With the demonstration case presented herein, it can be said that the developed approach is valid as a complementary tool for territories that do not have a significant amount of monitoring stations. It is worth mentioning that this work received the support of the BBK Fundazioa fundation, and raised the interest of its BBK-Behatokia observatory, which gathers information to inform the general public about the basic foundations of society. Among the potential further research avenues for the presented work, both the entity and the research team are considering the possibility of comparing 2019 and 2020 data, to analyze the indirect consequences of the COVID-19 in the quality of air and vice versa. Even though it is not sufficiently proved, it seems that the concentration of pollutants is correlated with higher transmissions of the pandemic, as the Director of the Center for the Coordination of Alerts and Emergencies of Spain, Fernando Simon, states [23].

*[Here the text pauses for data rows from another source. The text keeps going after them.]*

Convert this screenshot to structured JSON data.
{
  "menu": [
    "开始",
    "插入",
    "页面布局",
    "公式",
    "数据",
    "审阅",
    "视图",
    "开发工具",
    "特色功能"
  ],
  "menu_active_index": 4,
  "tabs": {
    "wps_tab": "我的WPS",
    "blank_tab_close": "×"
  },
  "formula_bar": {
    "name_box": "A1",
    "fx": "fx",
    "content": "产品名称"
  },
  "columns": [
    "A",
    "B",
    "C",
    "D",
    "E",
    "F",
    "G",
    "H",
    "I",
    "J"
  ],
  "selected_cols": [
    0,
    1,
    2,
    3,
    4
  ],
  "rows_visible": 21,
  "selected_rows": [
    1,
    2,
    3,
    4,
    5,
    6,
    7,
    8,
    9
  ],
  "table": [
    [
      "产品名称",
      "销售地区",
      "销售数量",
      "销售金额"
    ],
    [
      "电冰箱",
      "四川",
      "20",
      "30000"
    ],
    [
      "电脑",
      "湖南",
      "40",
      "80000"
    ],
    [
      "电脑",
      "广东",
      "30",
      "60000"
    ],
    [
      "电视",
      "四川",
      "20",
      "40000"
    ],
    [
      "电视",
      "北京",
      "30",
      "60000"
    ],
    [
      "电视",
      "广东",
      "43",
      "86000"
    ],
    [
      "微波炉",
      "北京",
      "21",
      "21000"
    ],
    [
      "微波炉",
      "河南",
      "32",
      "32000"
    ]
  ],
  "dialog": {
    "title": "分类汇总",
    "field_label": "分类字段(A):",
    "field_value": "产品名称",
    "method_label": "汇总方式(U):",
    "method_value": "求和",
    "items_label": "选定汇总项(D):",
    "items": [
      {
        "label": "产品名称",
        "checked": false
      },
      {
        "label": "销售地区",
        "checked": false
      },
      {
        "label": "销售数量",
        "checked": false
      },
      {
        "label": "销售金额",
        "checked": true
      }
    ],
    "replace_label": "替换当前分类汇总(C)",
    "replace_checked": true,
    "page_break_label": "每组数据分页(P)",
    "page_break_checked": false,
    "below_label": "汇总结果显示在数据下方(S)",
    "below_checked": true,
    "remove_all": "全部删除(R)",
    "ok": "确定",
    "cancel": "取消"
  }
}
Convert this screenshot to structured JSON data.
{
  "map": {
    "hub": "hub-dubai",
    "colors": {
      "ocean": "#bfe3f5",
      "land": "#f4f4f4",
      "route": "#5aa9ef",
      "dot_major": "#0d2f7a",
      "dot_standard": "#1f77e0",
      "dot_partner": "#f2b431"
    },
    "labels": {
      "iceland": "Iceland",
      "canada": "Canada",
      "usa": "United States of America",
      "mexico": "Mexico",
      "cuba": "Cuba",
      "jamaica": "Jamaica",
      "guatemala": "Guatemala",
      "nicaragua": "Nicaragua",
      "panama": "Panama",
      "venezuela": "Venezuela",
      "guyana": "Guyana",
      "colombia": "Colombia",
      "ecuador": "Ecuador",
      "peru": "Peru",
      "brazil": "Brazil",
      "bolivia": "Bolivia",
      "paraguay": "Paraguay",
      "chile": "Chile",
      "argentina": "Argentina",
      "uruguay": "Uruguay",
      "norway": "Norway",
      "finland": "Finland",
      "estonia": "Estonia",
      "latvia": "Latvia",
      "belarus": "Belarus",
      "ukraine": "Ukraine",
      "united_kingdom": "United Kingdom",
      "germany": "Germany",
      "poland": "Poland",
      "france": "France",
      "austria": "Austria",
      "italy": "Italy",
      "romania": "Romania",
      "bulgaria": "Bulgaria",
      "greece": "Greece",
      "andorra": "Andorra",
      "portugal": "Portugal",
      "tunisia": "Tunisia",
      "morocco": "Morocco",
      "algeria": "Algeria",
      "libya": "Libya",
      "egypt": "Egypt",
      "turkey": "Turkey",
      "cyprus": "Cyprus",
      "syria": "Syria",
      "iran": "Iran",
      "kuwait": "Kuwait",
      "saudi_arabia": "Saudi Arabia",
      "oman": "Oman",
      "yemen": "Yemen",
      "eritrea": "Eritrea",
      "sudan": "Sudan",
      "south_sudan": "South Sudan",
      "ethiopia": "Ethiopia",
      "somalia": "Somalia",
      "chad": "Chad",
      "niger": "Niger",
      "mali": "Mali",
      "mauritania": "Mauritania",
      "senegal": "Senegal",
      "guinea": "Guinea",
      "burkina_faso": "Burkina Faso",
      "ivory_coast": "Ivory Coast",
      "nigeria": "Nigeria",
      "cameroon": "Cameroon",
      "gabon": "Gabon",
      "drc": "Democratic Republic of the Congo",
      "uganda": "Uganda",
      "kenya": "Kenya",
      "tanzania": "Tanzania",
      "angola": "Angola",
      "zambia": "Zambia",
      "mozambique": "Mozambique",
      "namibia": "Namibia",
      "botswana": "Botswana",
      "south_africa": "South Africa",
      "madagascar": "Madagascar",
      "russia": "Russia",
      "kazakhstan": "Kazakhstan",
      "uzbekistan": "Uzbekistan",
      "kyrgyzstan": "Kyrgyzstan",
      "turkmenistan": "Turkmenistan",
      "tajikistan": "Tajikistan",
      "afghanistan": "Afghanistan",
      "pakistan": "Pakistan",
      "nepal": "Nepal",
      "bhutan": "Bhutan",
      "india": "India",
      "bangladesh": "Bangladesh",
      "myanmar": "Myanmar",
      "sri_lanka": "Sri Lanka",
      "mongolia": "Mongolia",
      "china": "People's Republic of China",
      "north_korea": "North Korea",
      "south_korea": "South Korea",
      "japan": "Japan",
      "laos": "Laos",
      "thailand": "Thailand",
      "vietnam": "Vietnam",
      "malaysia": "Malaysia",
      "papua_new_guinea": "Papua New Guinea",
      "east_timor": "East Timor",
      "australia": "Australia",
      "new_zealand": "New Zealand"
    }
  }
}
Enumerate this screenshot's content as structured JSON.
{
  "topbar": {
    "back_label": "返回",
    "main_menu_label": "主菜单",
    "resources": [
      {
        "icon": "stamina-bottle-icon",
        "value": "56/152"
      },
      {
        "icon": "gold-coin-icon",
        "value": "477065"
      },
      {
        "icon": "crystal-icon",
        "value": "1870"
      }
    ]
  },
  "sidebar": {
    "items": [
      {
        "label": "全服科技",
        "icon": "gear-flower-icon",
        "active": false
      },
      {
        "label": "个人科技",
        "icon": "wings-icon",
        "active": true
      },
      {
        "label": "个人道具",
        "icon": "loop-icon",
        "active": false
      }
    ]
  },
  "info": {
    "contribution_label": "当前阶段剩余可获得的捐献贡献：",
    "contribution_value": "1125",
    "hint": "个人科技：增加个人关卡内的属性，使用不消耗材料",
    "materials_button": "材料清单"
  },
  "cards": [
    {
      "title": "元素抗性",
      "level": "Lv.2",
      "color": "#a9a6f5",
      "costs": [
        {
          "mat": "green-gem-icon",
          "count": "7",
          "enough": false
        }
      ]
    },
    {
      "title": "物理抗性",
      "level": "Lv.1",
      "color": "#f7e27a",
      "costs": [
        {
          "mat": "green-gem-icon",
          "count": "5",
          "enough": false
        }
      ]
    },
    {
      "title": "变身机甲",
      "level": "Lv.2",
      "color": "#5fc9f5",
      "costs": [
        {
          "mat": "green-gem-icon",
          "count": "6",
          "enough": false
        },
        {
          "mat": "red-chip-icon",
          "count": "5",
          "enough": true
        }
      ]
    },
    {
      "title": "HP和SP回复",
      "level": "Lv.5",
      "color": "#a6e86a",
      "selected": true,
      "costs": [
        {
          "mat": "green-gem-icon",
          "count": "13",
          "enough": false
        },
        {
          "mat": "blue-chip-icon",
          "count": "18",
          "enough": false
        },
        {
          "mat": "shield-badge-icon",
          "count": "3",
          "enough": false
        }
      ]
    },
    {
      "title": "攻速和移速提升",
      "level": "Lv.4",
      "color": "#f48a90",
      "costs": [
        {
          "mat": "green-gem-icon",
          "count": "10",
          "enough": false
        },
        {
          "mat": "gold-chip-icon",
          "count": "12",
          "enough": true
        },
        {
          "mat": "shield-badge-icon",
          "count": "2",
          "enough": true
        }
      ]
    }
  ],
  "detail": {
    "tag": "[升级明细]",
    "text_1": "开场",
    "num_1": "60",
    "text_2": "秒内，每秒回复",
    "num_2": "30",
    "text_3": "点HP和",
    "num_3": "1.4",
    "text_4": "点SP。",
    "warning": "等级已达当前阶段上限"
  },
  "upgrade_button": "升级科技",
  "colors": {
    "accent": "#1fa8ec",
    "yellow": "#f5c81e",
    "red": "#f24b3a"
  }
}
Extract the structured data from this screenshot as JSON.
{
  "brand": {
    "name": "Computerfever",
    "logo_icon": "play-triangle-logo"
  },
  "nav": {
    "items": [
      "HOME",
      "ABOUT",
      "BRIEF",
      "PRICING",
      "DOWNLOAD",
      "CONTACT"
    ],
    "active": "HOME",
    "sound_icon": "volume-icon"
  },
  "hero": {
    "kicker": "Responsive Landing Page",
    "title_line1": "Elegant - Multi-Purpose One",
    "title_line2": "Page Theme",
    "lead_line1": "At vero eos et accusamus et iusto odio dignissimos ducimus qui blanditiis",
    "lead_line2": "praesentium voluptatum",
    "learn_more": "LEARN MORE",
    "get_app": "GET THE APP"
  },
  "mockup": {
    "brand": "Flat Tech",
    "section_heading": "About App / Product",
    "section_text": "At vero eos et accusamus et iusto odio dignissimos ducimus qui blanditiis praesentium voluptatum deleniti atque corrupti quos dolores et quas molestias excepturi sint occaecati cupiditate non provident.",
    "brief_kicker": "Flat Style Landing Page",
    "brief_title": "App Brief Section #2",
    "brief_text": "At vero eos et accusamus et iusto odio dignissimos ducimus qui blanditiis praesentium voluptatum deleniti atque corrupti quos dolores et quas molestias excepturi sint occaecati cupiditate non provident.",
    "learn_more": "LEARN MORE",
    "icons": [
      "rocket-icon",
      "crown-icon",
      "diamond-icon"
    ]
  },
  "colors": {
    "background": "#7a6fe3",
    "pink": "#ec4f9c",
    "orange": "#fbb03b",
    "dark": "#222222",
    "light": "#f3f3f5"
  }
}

Additionally, it is worth mentioning that meteorological conditions such as wind speed, high atmospheric pressure, low temperature, low humidity and large diurnal amplitude can directly have an impact on the concentration of pollutants. Thus, this concentration is not usually constant during the year. Low temperatures, which make NO${}_2$ to remain longer in the air, are not conducive to its conversion, and they help in the gradual accumulation of this pollutant. It has to be also said that NO${}_2$ concentration changes during the day, being higher in the morning and in the evening. Therefore, the analysis of the climate conditions, pollution, and COVID-19 infection trinomial will be the basis for further research.